Советник бросил изуродованный плод на позолоченное блюдо перед собой. В углу на мгновение сквозь темноту блеснули злобно глаза, раздался голос с металлическим отливом:

– Великий сын Степи, сравнение с псами своих друзей неуместно и неразумно. У нас есть старые обиды, по ним и сводим счеты!

– Верно, верно. – Советник с улыбкой часто закивал, хитрый прищур глаз застыл на желтом лице. – Я совсем об этом не подумал. Горе мне, глупому!

Гунн картинно воздел руки к небу, но через мгновение лицо его вновь стало задумчиво-серьезным, рука привычно потянулась к бороде.

– И все-таки, сколько воинов сможет привести твой Гонорих?

– Ему не нужны воины. Он сам десятка, а то и двух стоит!

– Хм, непобедимый див-полубог, как у вас говорят? – произнес советник, его брови едва заметно поднялись от удивления.

– Говорю как есть! А что до того, что он один… Ну так ты, мудрый и отважный советник великого хана, уже воспользовался помощью ватаги, – человек в углу шатра коротко хохотнул, гунн поморщился от лязгающего, словно металлом провели по стеклу, смешка. – Говорят, собаки со всей округи гнали их за околицу на потеху жителям всего поселка.

В углу шатра вновь раздался клацающий смех.

Знатный гунн наморщил лоб, брови сшиблись на переносице, глаза злобно блеснули, костяшки на руке, держащей рукоять ятагана, побелели. Однако он тут же ослабил хватку, через силу улыбнулся и проговорил нарочито спокойным тоном:

– Хорошо. Твои речи мне по душе. Твой воин именно тот, кто мне нужен.
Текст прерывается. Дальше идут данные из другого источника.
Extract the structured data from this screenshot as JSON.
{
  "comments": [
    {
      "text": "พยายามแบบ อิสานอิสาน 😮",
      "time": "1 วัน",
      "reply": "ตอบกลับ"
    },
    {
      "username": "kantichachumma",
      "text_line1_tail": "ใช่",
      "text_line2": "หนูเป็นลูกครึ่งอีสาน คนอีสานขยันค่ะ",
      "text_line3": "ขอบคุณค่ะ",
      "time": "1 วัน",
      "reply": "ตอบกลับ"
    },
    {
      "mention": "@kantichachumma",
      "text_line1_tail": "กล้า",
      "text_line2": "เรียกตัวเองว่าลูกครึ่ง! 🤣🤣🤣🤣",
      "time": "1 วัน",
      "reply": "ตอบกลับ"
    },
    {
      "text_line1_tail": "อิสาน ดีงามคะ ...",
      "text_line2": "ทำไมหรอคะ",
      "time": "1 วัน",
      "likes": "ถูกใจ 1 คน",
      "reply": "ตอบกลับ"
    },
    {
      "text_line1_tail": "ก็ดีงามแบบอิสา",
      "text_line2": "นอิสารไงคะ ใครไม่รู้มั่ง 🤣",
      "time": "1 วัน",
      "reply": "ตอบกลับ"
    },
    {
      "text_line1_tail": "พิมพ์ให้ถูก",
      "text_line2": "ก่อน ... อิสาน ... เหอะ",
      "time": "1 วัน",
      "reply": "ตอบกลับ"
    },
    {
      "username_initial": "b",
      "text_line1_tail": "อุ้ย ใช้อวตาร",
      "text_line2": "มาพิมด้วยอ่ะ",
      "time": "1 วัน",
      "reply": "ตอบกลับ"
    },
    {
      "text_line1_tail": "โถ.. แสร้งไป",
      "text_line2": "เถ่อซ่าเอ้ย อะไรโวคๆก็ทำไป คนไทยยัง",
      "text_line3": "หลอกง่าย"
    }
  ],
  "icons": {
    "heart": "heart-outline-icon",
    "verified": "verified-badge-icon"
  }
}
Советник хлопнул в ладоши. Через мгновение в шатер вбежал слуга, ноги согнуты в коленях, поверх худого тела бесформенная тряпка грязно-коричневого цвета. Он упал на колени возле знатного гунна, покорно опустил глаза. Советник поманил его пальцем, тот вытянул шею, выставил ухо, советник что-то коротко шепнул ему. В то же мгновение слуга, будто ветер, вылетел из шатра.

– Конь золота ждет тебя, – с довольным видом произнес гунн, пальцы поглаживают подбородок, хитроватый прищур не покидает лица советника. – На рассвете наше войско будет ждать твоего всемогущего воина Гонориха у реки. Но помни: без обмана. Великий хан не прощает ложь…

– Не за деньги советую тебе лучшего сына племени герулов, – раздался голос из темного угла шатра. Отчетливо послышались стальные нотки. – За правду и справедливость он идет к тебе служить. Но золото… будет не помеха, скорее даже гарантия наших интересов. Впрочем, если сможешь заплатить землей…

Знатный гунн широко улыбнулся, обнажились мелкие зубки.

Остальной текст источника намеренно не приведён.